All 3 major BSDs use the same general if_spppsubr.c
structure. OpenBSD uses unsigned long
(bug), FreeBSD uses long
(bug), but NetBSD uses int32_t
. I expect NetBSD has been run on more architectures more frequently, and would have seen this endianness bug earlier because of this.
I’m in the process of reporting these bugs to both OpenBSD and FreeBSD.
smyslov
is still performing with no problems, but the main problem is that the box is quite noisy and requires about 40 watts to run. The main appeal of using the Sun Blade 100 was just to see if I could get it working, and to try using OpenBSD for the first time. I can see getting new hardware in the future that is quiet and uses far less power to run, but not yet - I’d like to run the Sun Blade 100 a little more.
Despite the bug, I had a very good experience with OpenBSD. A little bit of time to configure, but once configured it seems rock solid.
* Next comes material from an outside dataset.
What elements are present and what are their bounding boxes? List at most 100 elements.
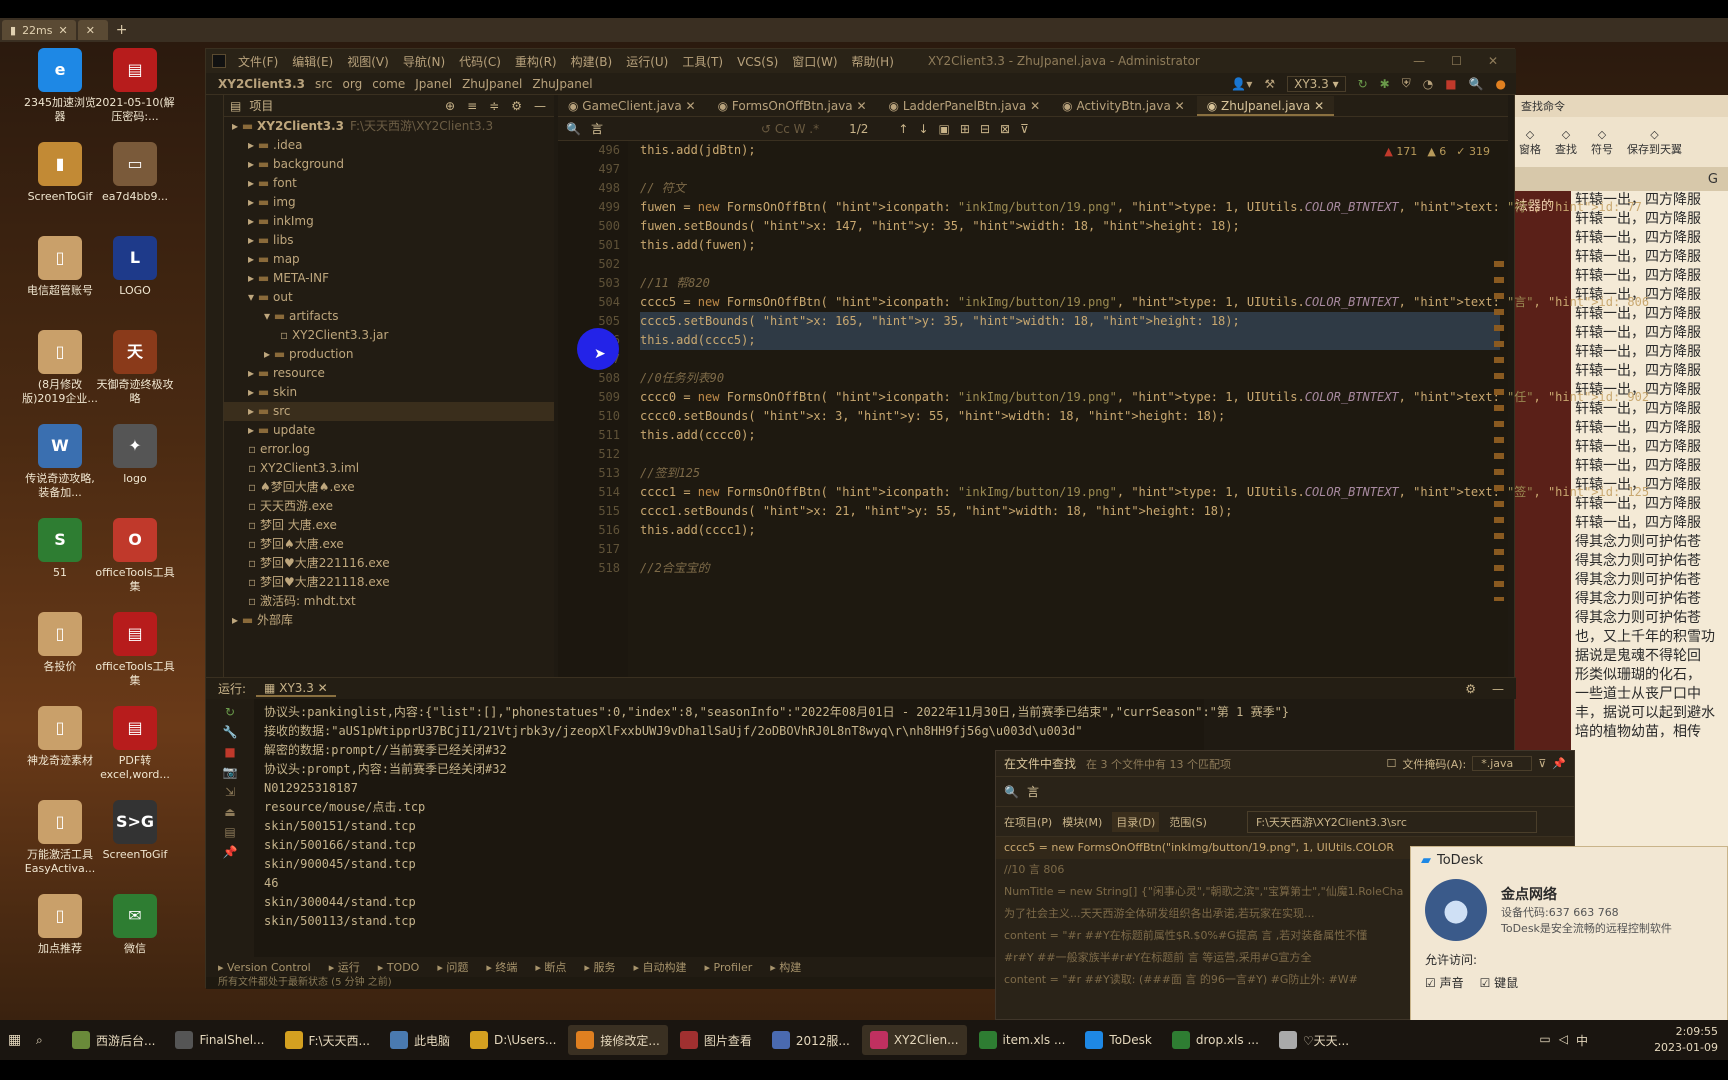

It was also refreshing that it was so straight forward to configure - no surprises anywhere except when it was my fault. Debugging with tcpdump -i pppoe0
and ifconfig pppoe0 debug
was a big help in diagnosing the endianness problem.
Additionally, like my previous experience with FreeBSD, OpenBSD custom kernel development, building, and booting was easy. I’ve tried before to compile and boot my own Linux kernel to no avail. With [Free/Open]BSD, it was as easy as make && make install && reboot
. It’s probably as easy with Linux but I’ve never had that experience.